1. Способ лечения гемобластоза у индивидуума с гемобластозом, включающий введение эффективного количества липосомного состава, содержащего цитарабин и даунорубицин, совместно инкапсулированные в молярном отношении 5:1, и ингибитора FLT-3, выбранного из группы, состоящей из квизартиниба, мидостаурина, тандутиниба, сорафениба, сунитиниба, лестауртиниба, креноланиба, гилтеритиниба, AST-487, довитиниба и линифаниба; и
где указанные липосомный состав и FLT-3 вводят одновременно, или где указанный липосомный состав вводят перед лечением ингибитором FLT-3, или где указанные липосомный состав и ингибитор FLT-3 вводят в одной композиции.

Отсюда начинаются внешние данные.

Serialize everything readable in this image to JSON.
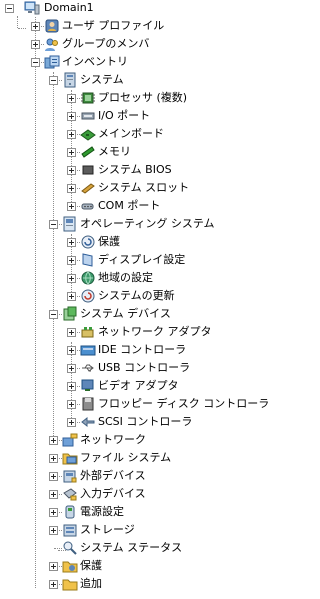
{
  "root": {
    "label": "Domain1",
    "icon": "computer-icon"
  },
  "items": [
    {
      "label": "ユーザ プロファイル",
      "icon": "user-profile-icon",
      "expander": "plus"
    },
    {
      "label": "グループのメンバ",
      "icon": "group-icon",
      "expander": "plus"
    },
    {
      "label": "インベントリ",
      "icon": "inventory-icon",
      "expander": "minus"
    },
    {
      "label": "システム",
      "icon": "system-icon",
      "expander": "minus"
    },
    {
      "label": "プロセッサ (複数)",
      "icon": "processor-icon",
      "expander": "plus"
    },
    {
      "label": "I/O ポート",
      "icon": "io-port-icon",
      "expander": "plus"
    },
    {
      "label": "メインボード",
      "icon": "mainboard-icon",
      "expander": "plus"
    },
    {
      "label": "メモリ",
      "icon": "memory-icon",
      "expander": "plus"
    },
    {
      "label": "システム BIOS",
      "icon": "bios-icon",
      "expander": "plus"
    },
    {
      "label": "システム スロット",
      "icon": "slot-icon",
      "expander": "plus"
    },
    {
      "label": "COM ポート",
      "icon": "com-port-icon",
      "expander": "plus"
    },
    {
      "label": "オペレーティング システム",
      "icon": "os-icon",
      "expander": "minus"
    },
    {
      "label": "保護",
      "icon": "protection-icon",
      "expander": "plus"
    },
    {
      "label": "ディスプレイ設定",
      "icon": "display-icon",
      "expander": "plus"
    },
    {
      "label": "地域の設定",
      "icon": "globe-icon",
      "expander": "plus"
    },
    {
      "label": "システムの更新",
      "icon": "update-icon",
      "expander": "plus"
    },
    {
      "label": "システム デバイス",
      "icon": "system-devices-icon",
      "expander": "minus"
    },
    {
      "label": "ネットワーク アダプタ",
      "icon": "network-adapter-icon",
      "expander": "plus"
    },
    {
      "label": "IDE コントローラ",
      "icon": "ide-controller-icon",
      "expander": "plus"
    },
    {
      "label": "USB コントローラ",
      "icon": "usb-icon",
      "expander": "plus"
    },
    {
      "label": "ビデオ アダプタ",
      "icon": "video-adapter-icon",
      "expander": "plus"
    },
    {
      "label": "フロッピー ディスク コントローラ",
      "icon": "floppy-icon",
      "expander": "plus"
    },
    {
      "label": "SCSI コントローラ",
      "icon": "scsi-icon",
      "expander": "plus"
    },
    {
      "label": "ネットワーク",
      "icon": "network-icon",
      "expander": "plus"
    },
    {
      "label": "ファイル システム",
      "icon": "file-system-icon",
      "expander": "plus"
    },
    {
      "label": "外部デバイス",
      "icon": "external-devices-icon",
      "expander": "plus"
    },
    {
      "label": "入力デバイス",
      "icon": "input-devices-icon",
      "expander": "plus"
    },
    {
      "label": "電源設定",
      "icon": "power-icon",
      "expander": "plus"
    },
    {
      "label": "ストレージ",
      "icon": "storage-icon",
      "expander": "plus"
    },
    {
      "label": "システム ステータス",
      "icon": "system-status-icon",
      "expander": "none"
    },
    {
      "label": "保護",
      "icon": "protection-folder-icon",
      "expander": "plus"
    },
    {
      "label": "追加",
      "icon": "additional-folder-icon",
      "expander": "plus"
    }
  ]
}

2. Способ по п.1, где указанный индивидуум имеет мутацию гена Fms-подобной рецепторной тирозинкиназы 3 (FLT-3).
3. Способ по п.2, где мутация является активирующей мутацией гена FLT-3.
4. Способ по п.1, где гемобластоз выбран из группы, состоящей из острого миелогенного лейкоза (AML), острого лимфоцитарного лейкоза (ALL), хронического лимфоцитарного лейкоза (CLL), хронического миелолейкоза (CML), миелопролиферативных неоплазий (MPN) и лимфом.